$\textbf{Some definitions:}$
Let $G$ be an algebraic group (for me that is the complex points of an affine algebraic group). We say $G$ is reductive if its unipotent radical (maximal connected normal unipotent subgroup) $R_u(G)$ is trivial and we say $G$ is semisimple if its radical (maximal connected normal solvable subgroup) $R(G)$ is trivial. The derived group $\mathcal{D}(G)$ of $G$ is the intersection of the normal subgroups $N$ such that $G/N$ is commutative.
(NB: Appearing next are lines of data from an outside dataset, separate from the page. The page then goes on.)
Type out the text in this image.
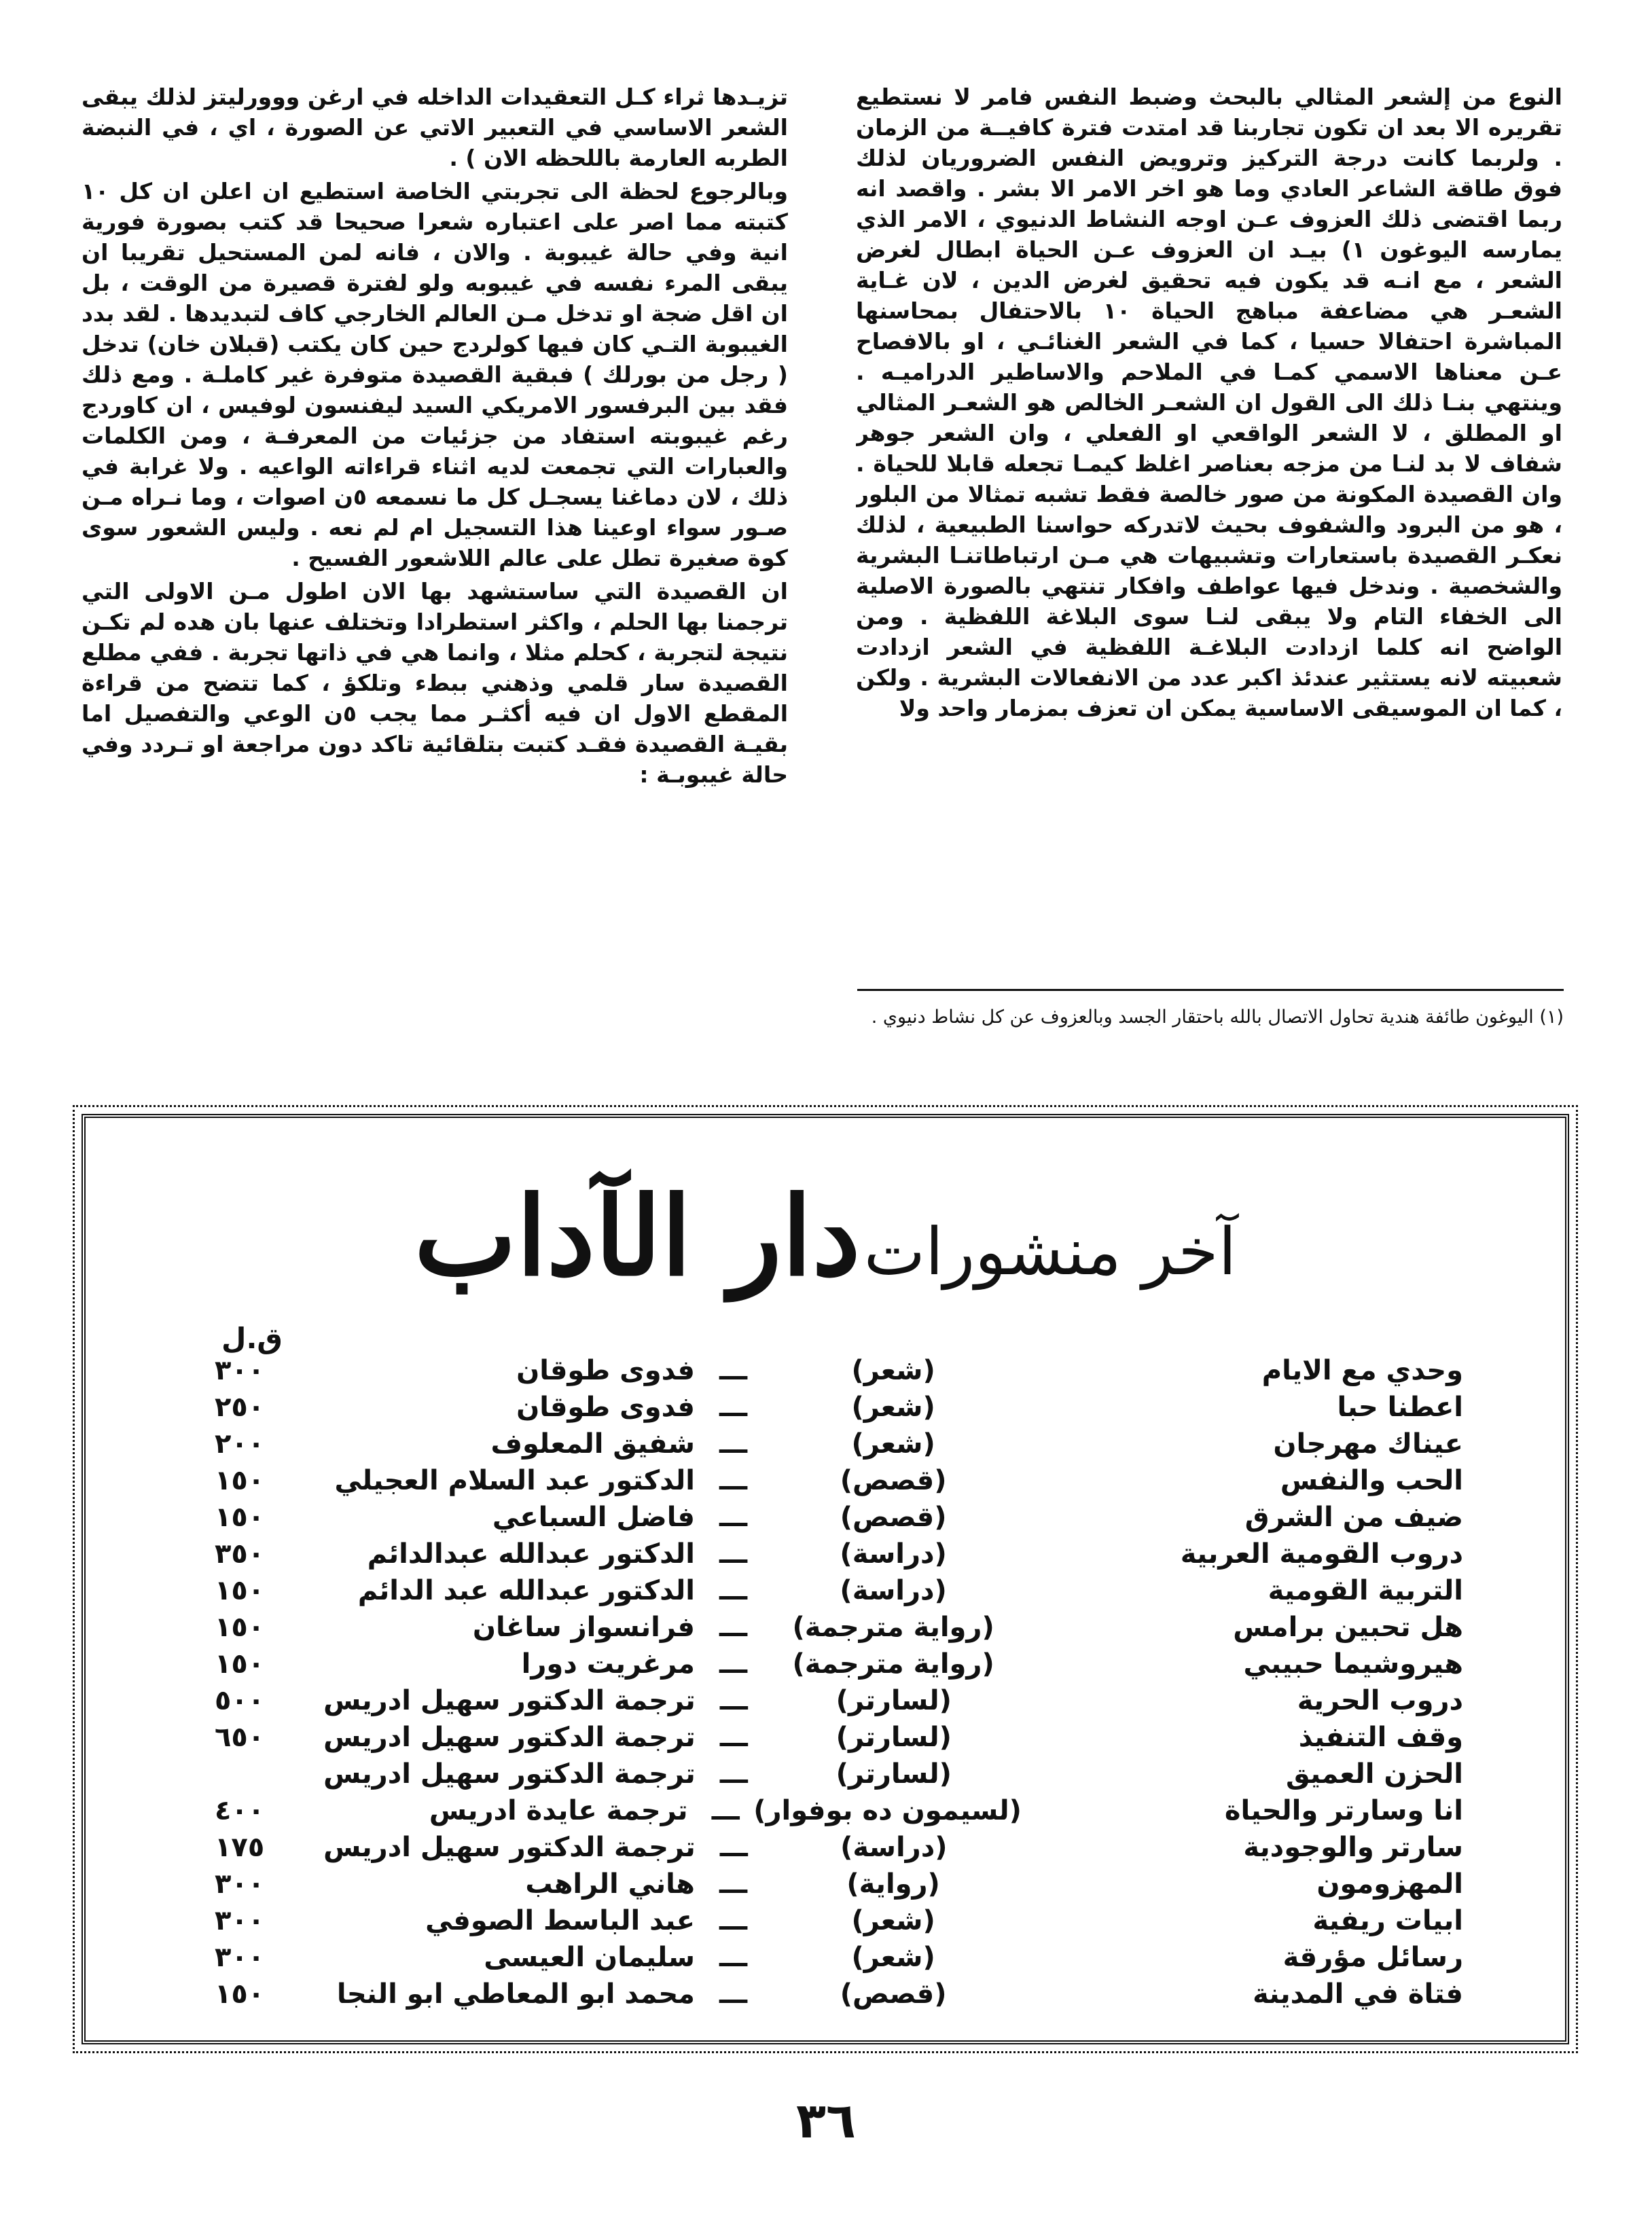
النوع من إلشعر المثالي بالبحث وضبط النفس فامر لا نستطيع تقريره الا بعد ان تكون تجاربنا قد امتدت فترة كافيــة من الزمان . ولربما كانت درجة التركيز وترويض النفس الضروريان لذلك فوق طاقة الشاعر العادي وما هو اخر الامر الا بشر . واقصد انه ربما اقتضى ذلك العزوف عـن اوجه النشاط الدنيوي ، الامر الذي يمارسه اليوغون ١) بيـد ان العزوف عـن الحياة ابطال لغرض الشعر ، مع انـه قد يكون فيه تحقيق لغرض الدين ، لان غـاية الشعـر هي مضاعفة مباهج الحياة ١٠ بالاحتفال بمحاسنها المباشرة احتفالا حسيا ، كما في الشعر الغنائـي ، او بالافصاح عـن معناها الاسمي كمـا في الملاحم والاساطير الدراميـه . وينتهي بنـا ذلك الى القول ان الشعـر الخالص هو الشعـر المثالي او المطلق ، لا الشعر الواقعي او الفعلي ، وان الشعر جوهر شفاف لا بد لنـا من مزجه بعناصر اغلظ كيمـا تجعله قابلا للحياة . وان القصيدة المكونة من صور خالصة فقط تشبه تمثالا من البلور ، هو من البرود والشفوف بحيث لاتدركه حواسنا الطبيعية ، لذلك نعكـر القصيدة باستعارات وتشبيهات هي مـن ارتباطاتنـا البشرية والشخصية . وندخل فيها عواطف وافكار تنتهي بالصورة الاصلية الى الخفاء التام ولا يبقى لنـا سوى البلاغة اللفظية . ومن الواضح انه كلما ازدادت البلاغـة اللفظية في الشعر ازدادت شعبيته لانه يستثير عندئذ اكبر عدد من الانفعالات البشرية . ولكن ، كما ان الموسيقى الاساسية يمكن ان تعزف بمزمار واحد ولا

تزيـدها ثراء كـل التعقيدات الداخله في ارغن ووورليتز لذلك يبقى الشعر الاساسي في التعبير الاتي عن الصورة ، اي ، في النبضة الطربه العارمة باللحظه الان ) .

وبالرجوع لحظة الى تجربتي الخاصة استطيع ان اعلن ان كل ١٠ كتبته مما اصر على اعتباره شعرا صحيحا قد كتب بصورة فورية انية وفي حالة غيبوبة . والان ، فانه لمن المستحيل تقريبا ان يبقى المرء نفسه في غيبوبه ولو لفترة قصيرة من الوقت ، بل ان اقل ضجة او تدخل مـن العالم الخارجي كاف لتبديدها . لقد بدد الغيبوبة التـي كان فيها كولردج حين كان يكتب (قبلان خان) تدخل ( رجل من بورلك ) فبقية القصيدة متوفرة غير كاملـة . ومع ذلك فقد بين البرفسور الامريكي السيد ليفنسون لوفيس ، ان كاوردج رغم غيبوبته استفاد من جزئيات من المعرفـة ، ومن الكلمات والعبارات التي تجمعت لديه اثناء قراءاته الواعيه . ولا غرابة في ذلك ، لان دماغنا يسجـل كل ما نسمعه ٥ن اصوات ، وما نـراه مـن صـور سواء اوعينا هذا التسجيل ام لم نعه . وليس الشعور سوى كوة صغيرة تطل على عالم اللاشعور الفسيح .

ان القصيدة التي ساستشهد بها الان اطول مـن الاولى التي ترجمنا بها الحلم ، واكثر استطرادا وتختلف عنها بان هده لم تكـن نتيجة لتجربة ، كحلم مثلا ، وانما هي في ذاتها تجربة . ففي مطلع القصيدة سار قلمي وذهني ببطء وتلكؤ ، كما تتضح من قراءة المقطع الاول ان فيه أكثـر مما يجب ٥ن الوعي والتفصيل اما بقيـة القصيدة فقـد كتبت بتلقائية تاكد دون مراجعة او تـردد وفي حالة غيبوبـة :

(١) اليوغون طائفة هندية تحاول الاتصال بالله باحتقار الجسد وبالعزوف عن كل نشاط دنيوي .
آخر منشورات دار الآداب
ق.ل
وحدي مع الايام
(شعر)
ـــ
فدوى طوقان
٣٠٠
اعطنا حبا
(شعر)
ـــ
فدوى طوقان
٢٥٠
عيناك مهرجان
(شعر)
ـــ
شفيق المعلوف
٢٠٠
الحب والنفس
(قصص)
ـــ
الدكتور عبد السلام العجيلي
١٥٠
ضيف من الشرق
(قصص)
ـــ
فاضل السباعي
١٥٠
دروب القومية العربية
(دراسة)
ـــ
الدكتور عبدالله عبدالدائم
٣٥٠
التربية القومية
(دراسة)
ـــ
الدكتور عبدالله عبد الدائم
١٥٠
هل تحبين برامس
(رواية مترجمة)
ـــ
فرانسواز ساغان
١٥٠
هيروشيما حبيبي
(رواية مترجمة)
ـــ
مرغريت دورا
١٥٠
دروب الحرية
(لسارتر)
ـــ
ترجمة الدكتور سهيل ادريس
٥٠٠
وقف التنفيذ
(لسارتر)
ـــ
ترجمة الدكتور سهيل ادريس
٦٥٠
الحزن العميق
(لسارتر)
ـــ
ترجمة الدكتور سهيل ادريس
انا وسارتر والحياة
(لسيمون ده بوفوار)
ـــ
ترجمة عايدة ادريس
٤٠٠
سارتر والوجودية
(دراسة)
ـــ
ترجمة الدكتور سهيل ادريس
١٧٥
المهزومون
(رواية)
ـــ
هاني الراهب
٣٠٠
ابيات ريفية
(شعر)
ـــ
عبد الباسط الصوفي
٣٠٠
رسائل مؤرقة
(شعر)
ـــ
سليمان العيسى
٣٠٠
فتاة في المدينة
(قصص)
ـــ
محمد ابو المعاطي ابو النجا
١٥٠
٣٦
If there are algebraic subgroups $H$ and $K$ of $G$ such that the product morphism $H\times K\rightarrow G$ is surjective with finite kernel we say that $G$ is an almost-direct product of $H$ and $K$. (edit: as pointed out in the comments/answers I forgot to specify that the images of $H$ and $K$ commute in $G$.)
$\textbf{A theorem:}$
When $G$ is a connected reductive complex algebraic group, it is the almost-direct product of a central torus $R(G)$ and a semisimple group $\mathcal{D}(G)$. (See page 181 in Borel's book, or page 168 in Humphreys' book "Linear Algebraic Groups".)
$\textbf{My question:}$
I would like to know to which extent this decomposition fails to generalize in the case where $G$ is disconnected. More precisely, I would be interested to know if there are similar decomposition results for a reductive group $G$ (not necessarily connected) that happens to be nilpotent or solvable.
Best Answer
A solvable reductive group has a very simple structure - the component group is solvable, and the connected component of the identity is an algebraic torus. Unfortunately it is not really possible to decompose it further, because the conjugation action would need to decompose as well, but there are many indecomposable actions of solvable finite groups on tori. These basically boil down to irreducible solvable subgroups of $GL_n(\mathbb Z)$, $n$ the dimension of the torus. There are lots of these.
For nilpotent groups, the situation is a bit better. The conjugation action must be trivial, so you can write the group as the almost direct product of a central torus and a finite group as follows: The torus is the connected component of the identity. The finite group is the kernel of the universal map from the group to a torus.